For 1960 lightened Dino 246/60s were built with engines angled across the frame the opposite way to 1959 and with the transaxle gearboxes turned around to match, which confronted the drivers with a reversed gearchange gate – on the other side of the cockpit. The 246/60s also featured pannier fuel tanks without separate covering body panelling, smaller tail tanks and all independent coil-spring and wishbone suspension – Ferrari’s old faith in de Dion systems having finally been filed under ‘S’ for Storica (history).

But by that time both BRM and Lotus had followed Cooper’s World Championship-winning lead into rear-engined configuration, and on most circuits the front-engined Ferrari Dinos were out-handled, out-braked and out-accelerated. 

For the opening race of the 1960 season at Buenos Aires, Phil Hill’s 2220mm (87.4in) short-wheelbase Sebring chassis ‘0006’ had its experimental two-cam V6 engine mounted some 250mm (9.8in) further back from its 1959 position, closer to the centre of the wheelbase.

The long pannier fuel tanks and smaller tail tank – concentrating the changeable load amidships – were adopted to improve handling consistency, and in Argentina the new panniers on  ‘0006’ were exposed, without side body panelling to cover them. Trips and Allison both ran four-cam cars, these engines similarly moved back and now angled from left-front towards right-rear, passing the propshaft through steady bearings along the right side of the cockpit. Both these cars shrouded their new pannier tanks within bulged Fantuzzi body panelling very reminiscent of the old 1954-55 Squalo Ferrari’s. Guest Ferrari driver José Froilán González drove Brooks’ Sebring car. Allison inherited second place, Trips fifth.

A gorgeous final front-engined F2 Ferrari Dino 156 was assembled – again numbered ‘0011’ but with an ultra-short, 2160mm wheelbase frame – in which Trips won the Syracuse GP, on March 19. 
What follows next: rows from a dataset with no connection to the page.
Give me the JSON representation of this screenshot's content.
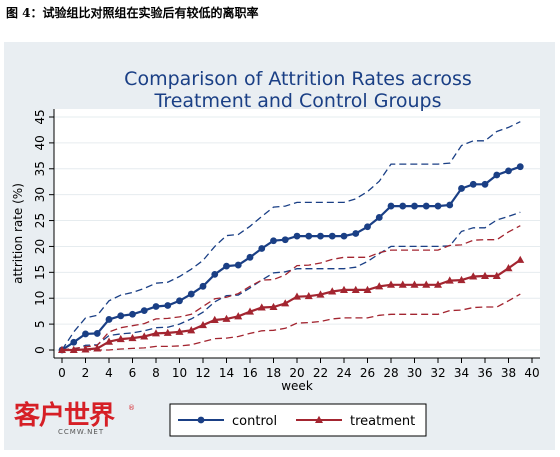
{
  "caption": "图 4：试验组比对照组在实验后有较低的离职率",
  "logo": {
    "main": "客户世界",
    "sub": "CCMW.NET",
    "reg": "®"
  },
  "colors": {
    "frame": "#e9eef2",
    "plot_bg": "#ffffff",
    "control": "#1a3f85",
    "treatment": "#a32530"
  },
  "chart_data": {
    "type": "line",
    "title": "Comparison of Attrition Rates across\nTreatment and Control Groups",
    "xlabel": "week",
    "ylabel": "attrition rate (%)",
    "xlim": [
      0,
      40
    ],
    "ylim": [
      0,
      45
    ],
    "xticks": [
      0,
      2,
      4,
      6,
      8,
      10,
      12,
      14,
      16,
      18,
      20,
      22,
      24,
      26,
      28,
      30,
      32,
      34,
      36,
      38,
      40
    ],
    "yticks": [
      0,
      5,
      10,
      15,
      20,
      25,
      30,
      35,
      40,
      45
    ],
    "grid": true,
    "legend": "bottom",
    "x": [
      0,
      1,
      2,
      3,
      4,
      5,
      6,
      7,
      8,
      9,
      10,
      11,
      12,
      13,
      14,
      15,
      16,
      17,
      18,
      19,
      20,
      21,
      22,
      23,
      24,
      25,
      26,
      27,
      28,
      29,
      30,
      31,
      32,
      33,
      34,
      35,
      36,
      37,
      38,
      39
    ],
    "series": [
      {
        "name": "control",
        "marker": "circle",
        "values": [
          0,
          1.5,
          3.1,
          3.2,
          5.9,
          6.6,
          6.9,
          7.6,
          8.4,
          8.6,
          9.5,
          10.8,
          12.3,
          14.6,
          16.2,
          16.4,
          17.9,
          19.6,
          21.1,
          21.3,
          22,
          22,
          22,
          22,
          22,
          22.5,
          23.8,
          25.6,
          27.8,
          27.8,
          27.8,
          27.8,
          27.8,
          28,
          31.2,
          32,
          32,
          33.8,
          34.6,
          35.4
        ],
        "ci_upper": [
          0,
          3.5,
          6.2,
          6.7,
          9.5,
          10.6,
          11.1,
          11.9,
          12.9,
          13.1,
          14.2,
          15.6,
          17.3,
          20,
          22.1,
          22.3,
          23.9,
          25.8,
          27.6,
          27.8,
          28.5,
          28.5,
          28.5,
          28.5,
          28.5,
          29.2,
          30.6,
          32.6,
          35.9,
          35.9,
          35.9,
          35.9,
          35.9,
          36.1,
          39.5,
          40.4,
          40.4,
          42.2,
          43,
          44.1
        ],
        "ci_lower": [
          0,
          0,
          0.9,
          1,
          2.8,
          3.1,
          3.3,
          3.7,
          4.3,
          4.4,
          5,
          6,
          7.3,
          9.3,
          10.5,
          10.6,
          12,
          13.5,
          14.9,
          15.1,
          15.7,
          15.7,
          15.7,
          15.7,
          15.7,
          16,
          17.1,
          18.6,
          20,
          20,
          20,
          20,
          20,
          20.1,
          22.9,
          23.6,
          23.6,
          25.1,
          25.8,
          26.6
        ]
      },
      {
        "name": "treatment",
        "marker": "triangle",
        "values": [
          0,
          0,
          0.1,
          0.3,
          1.6,
          2.1,
          2.3,
          2.6,
          3.2,
          3.3,
          3.5,
          3.8,
          4.8,
          5.8,
          6,
          6.5,
          7.4,
          8.2,
          8.3,
          9,
          10.3,
          10.4,
          10.7,
          11.3,
          11.6,
          11.6,
          11.6,
          12.3,
          12.6,
          12.6,
          12.6,
          12.6,
          12.6,
          13.4,
          13.5,
          14.2,
          14.3,
          14.3,
          15.8,
          17.4
        ],
        "ci_upper": [
          0,
          0.3,
          0.6,
          0.9,
          3.5,
          4.3,
          4.7,
          5.1,
          6,
          6.1,
          6.4,
          6.9,
          8.4,
          9.9,
          10.2,
          10.9,
          12.3,
          13.5,
          13.6,
          14.5,
          16.3,
          16.4,
          16.8,
          17.5,
          17.9,
          17.9,
          17.9,
          18.8,
          19.3,
          19.3,
          19.3,
          19.3,
          19.3,
          20.2,
          20.3,
          21.2,
          21.3,
          21.3,
          22.8,
          24
        ],
        "ci_lower": [
          0,
          0,
          0,
          0,
          0,
          0.2,
          0.3,
          0.4,
          0.7,
          0.7,
          0.8,
          1,
          1.6,
          2.2,
          2.3,
          2.6,
          3.2,
          3.7,
          3.8,
          4.2,
          5.2,
          5.3,
          5.5,
          6,
          6.2,
          6.2,
          6.2,
          6.7,
          6.9,
          6.9,
          6.9,
          6.9,
          6.9,
          7.6,
          7.7,
          8.2,
          8.3,
          8.3,
          9.5,
          10.8
        ]
      }
    ]
  }
}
At Spa, Phil Hill was at last able to use the four-cam V6’s surviving horsepower advantage, but he was overwhelmed in the Belgian GP by a Cooper-Climax 1-2 and finally finished fourth. In the absence of British works entries that were boycotting Monza’s banked circuit, Phil finally won the 1960 Italian GP for Ferrari.

But the day of the front-engined Grand Prix car had reached its close, and the loyal American’s Monza victory – in chassis ‘0007’ which became the V12-engined Pat Hoare/Neil Corner/Tony Smith car so well known today, followed by team-mates Richie Ginther second and Willy Mairesse third in chassis 0003 and 0006 respectively – became the front-engined Formula 1 Ferrari’s swansong.

At the end of 1960 the 2½-litre Formula 1 era was superseded by an upgrade of 1½-litre Formula 2 to full premier-formula World Championship status. 

Not one of the 1958 nor 1959 Ferrari Dino single-seaters is known to have escaped the scrap-man’s torch, but of the 1960 cars the ex-Hill Italian GP-winning ‘0007’ escaped captivity by selling to New Zealand, as mentioned above, while the ex-Ginther second-placed Monza car ‘0003’ went to Luigi Chinetti in America as NART’s New York Show car, selling many years later to Anthony Bamford here in England. The third survivor is the 1959-60 side-tanked chassis ‘0005’ donated by Ferrari to the Biscaretti Museum, where it was displayed for 40 years without bodywork but unspoiled beneath a generous layer of protective dust. This is the car displayed in the Maranello museum today, wearing 1960 Argentine-style Fantuzzi ‘semi-Squalo’ bodywork as indeed clad ‘Taffy’ von Trips’ chassis ‘0005’ that long-gone day in Buenos Aires.

The Ferrari Dino V6 family of F1 and F2 cars certainly starred in a dramatic period of Grand Prix racing revolution. And equally certainly no other 1957-60 Grand Prix car was campaigned by so many of major-league motorsport’s most charismatic stars: Hawthorn, Collins, Brooks, Musso, Phil Hill, von Trips, Behra, Gurney, Trintignant, Ginther, Gendebien, Mairesse and Allison, not to forget ‘The Pampas Bull’. 

Study the photographs, sit back and close your eyes. Can you hear the keen-edged wail of that four-cam V6 powering along the Masta or Soissons? 

As ever, that sonorous exhaust note was – and remains – entirely distinctive to the memory of The Old Man’s number one son, Dino.